The Road to Independence
Causes of the American Revolution
The American Revolution began in 1775 as open conflict between the un-united thirteen colonies and Great Britain. By the Treaty of Paris, that ended the war in 1783, the colonies had won their independence. While no one event can be pointed to as the actual cause of the revolution, the war began as a disagreement over the way in which Great Britain treated the colonies versus the way the colonies felt they should be treated. Americans felt they deserved all the rights of Englishmen. The British, on the other hand, felt that the colonies were created to be used in the way that best suited the crown and parliament. This conflict is embodied in one of the rallying cries of the American Revolution: No Taxation Without Representation.

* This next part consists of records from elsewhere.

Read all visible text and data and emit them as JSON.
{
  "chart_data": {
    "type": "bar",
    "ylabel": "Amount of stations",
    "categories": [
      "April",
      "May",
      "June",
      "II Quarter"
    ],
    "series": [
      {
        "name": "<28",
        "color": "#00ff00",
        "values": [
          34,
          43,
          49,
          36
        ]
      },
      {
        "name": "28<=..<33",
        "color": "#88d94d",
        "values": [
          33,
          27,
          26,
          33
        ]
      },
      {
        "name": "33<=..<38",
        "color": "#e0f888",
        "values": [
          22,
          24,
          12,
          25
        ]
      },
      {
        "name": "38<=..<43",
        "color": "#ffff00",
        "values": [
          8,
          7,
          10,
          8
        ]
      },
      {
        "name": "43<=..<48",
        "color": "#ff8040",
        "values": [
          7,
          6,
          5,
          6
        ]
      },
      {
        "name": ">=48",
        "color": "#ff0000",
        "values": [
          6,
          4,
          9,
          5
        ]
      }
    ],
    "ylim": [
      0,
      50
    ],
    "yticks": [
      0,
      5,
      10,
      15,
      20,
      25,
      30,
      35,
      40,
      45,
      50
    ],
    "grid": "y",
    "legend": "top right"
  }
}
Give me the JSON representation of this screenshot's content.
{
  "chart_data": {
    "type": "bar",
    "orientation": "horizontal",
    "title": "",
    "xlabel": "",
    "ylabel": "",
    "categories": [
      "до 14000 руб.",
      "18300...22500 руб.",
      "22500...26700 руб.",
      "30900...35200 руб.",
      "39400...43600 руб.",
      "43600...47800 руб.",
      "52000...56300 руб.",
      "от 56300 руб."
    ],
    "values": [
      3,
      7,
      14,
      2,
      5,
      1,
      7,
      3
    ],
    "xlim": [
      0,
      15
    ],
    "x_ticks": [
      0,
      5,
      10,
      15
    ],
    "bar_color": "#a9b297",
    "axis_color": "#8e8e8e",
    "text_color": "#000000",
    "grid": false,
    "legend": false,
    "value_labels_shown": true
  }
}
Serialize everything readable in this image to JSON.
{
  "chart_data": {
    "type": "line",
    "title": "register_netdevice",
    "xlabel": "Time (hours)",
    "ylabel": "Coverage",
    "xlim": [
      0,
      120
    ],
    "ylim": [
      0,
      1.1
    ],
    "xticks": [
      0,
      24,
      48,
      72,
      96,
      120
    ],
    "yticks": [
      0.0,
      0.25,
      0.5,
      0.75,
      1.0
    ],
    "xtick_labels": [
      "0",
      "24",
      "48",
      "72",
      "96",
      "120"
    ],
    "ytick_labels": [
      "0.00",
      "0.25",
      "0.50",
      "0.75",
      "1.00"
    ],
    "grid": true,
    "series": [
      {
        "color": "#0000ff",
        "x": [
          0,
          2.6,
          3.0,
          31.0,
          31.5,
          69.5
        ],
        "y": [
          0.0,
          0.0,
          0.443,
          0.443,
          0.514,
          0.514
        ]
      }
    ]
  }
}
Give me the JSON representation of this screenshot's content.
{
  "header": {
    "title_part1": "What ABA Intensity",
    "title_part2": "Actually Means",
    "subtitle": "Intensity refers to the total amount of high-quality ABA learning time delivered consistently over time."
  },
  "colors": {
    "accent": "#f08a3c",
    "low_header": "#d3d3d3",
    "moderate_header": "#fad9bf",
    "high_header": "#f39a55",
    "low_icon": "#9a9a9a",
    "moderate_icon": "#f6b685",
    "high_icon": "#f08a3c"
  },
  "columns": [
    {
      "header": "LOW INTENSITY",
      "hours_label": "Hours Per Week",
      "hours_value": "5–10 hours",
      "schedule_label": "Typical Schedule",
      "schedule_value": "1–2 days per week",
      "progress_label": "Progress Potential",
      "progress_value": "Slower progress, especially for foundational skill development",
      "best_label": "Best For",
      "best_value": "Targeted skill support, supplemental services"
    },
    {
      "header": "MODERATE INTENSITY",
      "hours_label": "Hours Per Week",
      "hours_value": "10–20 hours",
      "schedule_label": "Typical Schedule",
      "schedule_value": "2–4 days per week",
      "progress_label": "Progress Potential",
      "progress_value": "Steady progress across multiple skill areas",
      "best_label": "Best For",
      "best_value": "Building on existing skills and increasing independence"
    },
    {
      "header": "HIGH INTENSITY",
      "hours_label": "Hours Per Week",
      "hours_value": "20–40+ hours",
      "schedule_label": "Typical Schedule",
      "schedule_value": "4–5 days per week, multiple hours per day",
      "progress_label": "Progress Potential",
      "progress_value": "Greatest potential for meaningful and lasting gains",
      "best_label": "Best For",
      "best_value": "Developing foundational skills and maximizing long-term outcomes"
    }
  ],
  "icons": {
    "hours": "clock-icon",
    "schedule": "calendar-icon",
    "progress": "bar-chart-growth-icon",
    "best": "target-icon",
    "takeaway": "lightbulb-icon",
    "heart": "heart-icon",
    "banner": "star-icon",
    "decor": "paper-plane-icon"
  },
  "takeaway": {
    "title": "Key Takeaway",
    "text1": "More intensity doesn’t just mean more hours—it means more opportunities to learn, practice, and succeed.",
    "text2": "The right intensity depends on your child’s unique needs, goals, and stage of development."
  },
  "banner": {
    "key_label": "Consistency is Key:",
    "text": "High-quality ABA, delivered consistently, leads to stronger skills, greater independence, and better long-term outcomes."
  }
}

Colonists came together around the position that the Stamp Act of 1765, imposed by Parliament of Great Britain, was unconstitutional. The British Parliament insisted it had the right to tax colonists. The colonists claimed that, as they were British subjects, taxation without representation was illegal. The American colonists formed a unifying Continental Congress and a shadow government in each colony, though at first remaining loyal to the king. The American boycott of taxed British tea led to the Boston Tea Party in 1773, when shiploads of tea were destroyed. London responded by ending self-government in Massachusetts and putting it under the control of the British army with General Thomas Gage as governor.
Declaration of Independence
In April 1775 Gage learned that weapons were being gathered in Concord, and he sent British troops to seize and destroy them. Local militia confronted the troops and exchanged fire (see Battles of Lexington and Concord). After repeated pleas to the British monarchy for intervention with Parliament, any chance of a compromise ended when the Congress were declared traitors by royal decree, and they responded by declaring the independence of a new sovereign nation, the United States of America, on July 4, 1776.
The Declaration of Independence, written by Thomas Jefferson and adopted by the Second Continental Congress, states the reasons the British colonies of North America sought independence in July of 1776.
Freedom: now what?
The Constitution was adopted on September 17, 1787, by the Constitutional Convention in Philadelphia, Pennsylvania, and ratified by conventions in eleven states. It went into effect on March 4, 1789. The first ten constitutional amendments ratified by three-fourths of the states in 1791 are known as the Bill of Rights. The Constitution has been amended seventeen additional times (for a total of 27 amendments) and its principles are applied in courts of law by judicial review.